Nesse contexto, pode-se citar que a predominância de transtornos alimentares ocorre, sobretudo, em estudantes voltados à cursos da aérea da saúde, conforme demonstrado por Prado (2015). Sendo assim, uma das principais hipóteses que justificam estudantes da área da saúde possuírem maior chances de transtornos alimentares é a pressão que esses alunos sofrem com relação à alimentação e ao corpo. Pois, devido a cobrança impostas pelas redes sociais e ao crescimento do marketing médico que propõe, em grande parte, à promoção de uma identidade que sirva como ferramenta para atração de clientes, muitos académicos associam a aparência física como uma vantagem para o avanço profissional futuro, permitindo a consolidação de transtornos ainda no período de graduação.

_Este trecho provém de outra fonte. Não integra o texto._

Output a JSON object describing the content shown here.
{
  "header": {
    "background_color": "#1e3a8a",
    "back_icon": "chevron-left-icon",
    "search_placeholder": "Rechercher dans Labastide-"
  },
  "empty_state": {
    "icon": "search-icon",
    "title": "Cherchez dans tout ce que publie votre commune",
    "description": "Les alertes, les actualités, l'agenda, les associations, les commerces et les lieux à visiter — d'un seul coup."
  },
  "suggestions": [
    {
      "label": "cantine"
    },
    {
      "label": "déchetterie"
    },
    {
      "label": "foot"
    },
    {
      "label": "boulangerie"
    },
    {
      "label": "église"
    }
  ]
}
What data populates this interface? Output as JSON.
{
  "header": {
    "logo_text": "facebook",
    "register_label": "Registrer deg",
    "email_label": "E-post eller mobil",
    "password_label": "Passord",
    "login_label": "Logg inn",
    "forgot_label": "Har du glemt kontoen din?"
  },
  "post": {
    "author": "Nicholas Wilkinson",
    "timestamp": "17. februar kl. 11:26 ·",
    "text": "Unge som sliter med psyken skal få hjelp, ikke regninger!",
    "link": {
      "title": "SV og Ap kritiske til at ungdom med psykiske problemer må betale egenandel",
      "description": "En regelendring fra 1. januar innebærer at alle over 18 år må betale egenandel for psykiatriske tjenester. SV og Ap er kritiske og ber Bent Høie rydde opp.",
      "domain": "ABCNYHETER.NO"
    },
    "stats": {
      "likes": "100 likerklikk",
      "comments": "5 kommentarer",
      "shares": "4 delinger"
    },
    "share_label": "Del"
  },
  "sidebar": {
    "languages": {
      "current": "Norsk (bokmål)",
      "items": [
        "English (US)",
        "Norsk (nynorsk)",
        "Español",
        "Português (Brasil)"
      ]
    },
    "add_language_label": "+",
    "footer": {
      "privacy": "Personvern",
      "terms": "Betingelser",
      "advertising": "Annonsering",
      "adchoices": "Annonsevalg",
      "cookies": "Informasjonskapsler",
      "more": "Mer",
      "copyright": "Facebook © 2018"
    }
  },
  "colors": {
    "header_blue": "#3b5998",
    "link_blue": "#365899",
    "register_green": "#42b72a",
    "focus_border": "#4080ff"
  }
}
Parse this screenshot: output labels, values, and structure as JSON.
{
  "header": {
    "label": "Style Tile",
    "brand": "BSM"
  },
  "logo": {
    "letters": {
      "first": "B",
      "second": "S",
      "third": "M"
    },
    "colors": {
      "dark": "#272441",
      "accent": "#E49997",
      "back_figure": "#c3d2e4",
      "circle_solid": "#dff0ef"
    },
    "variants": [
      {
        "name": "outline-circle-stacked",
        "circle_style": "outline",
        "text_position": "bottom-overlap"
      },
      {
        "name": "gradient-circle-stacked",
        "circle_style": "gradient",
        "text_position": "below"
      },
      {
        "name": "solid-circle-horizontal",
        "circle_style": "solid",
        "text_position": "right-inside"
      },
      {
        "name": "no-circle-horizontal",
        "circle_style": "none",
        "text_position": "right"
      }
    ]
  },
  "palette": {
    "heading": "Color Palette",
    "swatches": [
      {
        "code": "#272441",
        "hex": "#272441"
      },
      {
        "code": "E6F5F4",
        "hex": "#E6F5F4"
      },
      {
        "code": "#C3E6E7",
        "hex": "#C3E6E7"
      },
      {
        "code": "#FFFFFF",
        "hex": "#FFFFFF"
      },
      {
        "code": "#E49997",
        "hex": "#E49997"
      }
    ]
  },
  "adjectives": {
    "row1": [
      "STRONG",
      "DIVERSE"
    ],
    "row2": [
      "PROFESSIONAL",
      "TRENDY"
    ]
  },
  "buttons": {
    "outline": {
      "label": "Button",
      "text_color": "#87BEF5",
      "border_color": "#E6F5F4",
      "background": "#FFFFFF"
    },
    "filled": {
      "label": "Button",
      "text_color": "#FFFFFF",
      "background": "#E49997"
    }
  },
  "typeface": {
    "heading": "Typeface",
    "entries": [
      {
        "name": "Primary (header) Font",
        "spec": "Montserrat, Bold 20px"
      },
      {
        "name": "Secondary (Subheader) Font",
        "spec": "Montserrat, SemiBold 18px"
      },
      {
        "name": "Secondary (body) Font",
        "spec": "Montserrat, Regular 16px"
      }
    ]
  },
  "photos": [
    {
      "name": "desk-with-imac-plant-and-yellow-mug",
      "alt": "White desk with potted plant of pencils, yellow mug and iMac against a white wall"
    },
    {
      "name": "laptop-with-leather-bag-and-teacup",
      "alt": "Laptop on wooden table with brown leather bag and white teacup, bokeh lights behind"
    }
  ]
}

Alguns estudos como o de Rocks et al (2017) apontam, ainda, que o risco de desenvolver transtorno alimentar pode estar associado a dependência em exercícios. Fato este que também pode ser comprovado através do presente estudo, visto que dentre os 55 estudantes com insatisfação corporal, 47 deles relatam a adoção de atividade física com frequência. Sendo assim, nota- se que apesar da prática de exercícios regularmente ser caracterizada como pilar essencial para redução do excesso de peso e da propagação do autocuidado, percebe-se que o excesso dela somado ao culto ao corpo na era atual, contribui para a consolidação de pressões psicológicas nos estudantes e colaboram à adesão de hábitos e práticas alimentares equivocadas. Portanto, mais estudos que abordem questões nesses sentidos se mostram necessários.

Como por exemplo, pesquisas que abordem se vivências e pressões durante o curso de Medicina fazem com que os estudantes desenvolvam desordens relacionadas à alimentação. Pois a prevenção e tratamento dos comportamentos de risco para surgimento de transtornos alimentares se faz de suma importância, principalmente em estudantes do curso de saúde, visto que serão profissionais capazes de interferir na promoção da saúde e disseminação de autocuidados dos pacientes.

5. CONCLUSÃO/CONSIDERAÇÕES FINAIS

A partir dos resultados desse estudo quantitativo transversal, foi possível traçar a prevalência e o perfil dos estudantes de medicina que possuem comportamento de risco para o desenvolvimento de transtornos alimentares, diante disso foi analisado que um número significativos de estudantes, dentro da amostra de 312 alunos, apresentou a pontuação que os classifica como um grupo de risco para a obtenção de transtornos alimentares, entre esses, os estudantes do sexo feminino e os que possuem um IMC alterado com o escore de sobrepeso apresentaram um maior comportamento de risco para transtornos alimentares, de acordo com o o Teste de Atitudes Alimentares – EAT-26.

Os resultados demonstram a forte influência da sociedade atual sobre a busca de um corpo perfeito, mas também a obsessão pela magreza e a distorção da autoimagem, uma vez que uma grande parte dos estudantes com comportamentos de risco possuem IMC normal e de sobrepeso. Com base nos dados apresentados, conclui-se que os transtornos alimentares afetam uma porcentagem significativa da população estudantil e que esses podem acarretar em prejuízos para a saúde física e mental dos jovens.

Dessa forma, para combater essa realidade alarmante, é necessário promover uma conscientização e educação sobre os transtornos alimentares, ademais proporcionar uma maior assistência psicológica e nutricional dentro das universidades. Além disso, é essencial que as instituições de ensino se tornem ambientes mais acolhedores e que se preze pela autoaceitação, promovendo uma cultura pautada na valorização das diversidades de corpos e quebra do estereótipo de beleza, e pelo oferecimento mais proativo do apoio.

Portanto, o estudo tem como finalidade mostrar que é necessária uma abordagem multidisciplinar para o combate aos transtornos alimentares, para assim promover uma saúde mental e bem-estar dos jovens, auxiliando-os a conquistar um melhor desempenho pessoal e acadêmico e uma melhor qualidade de vida. Mas também, proporcionar discussões e debates dentro das universidades sobre os comportamentos de risco para os transtornos alimentares e a criação de atendimentos especializados para esses estudantes, como forma de reduzir as consequências e prevalências desses transtornos.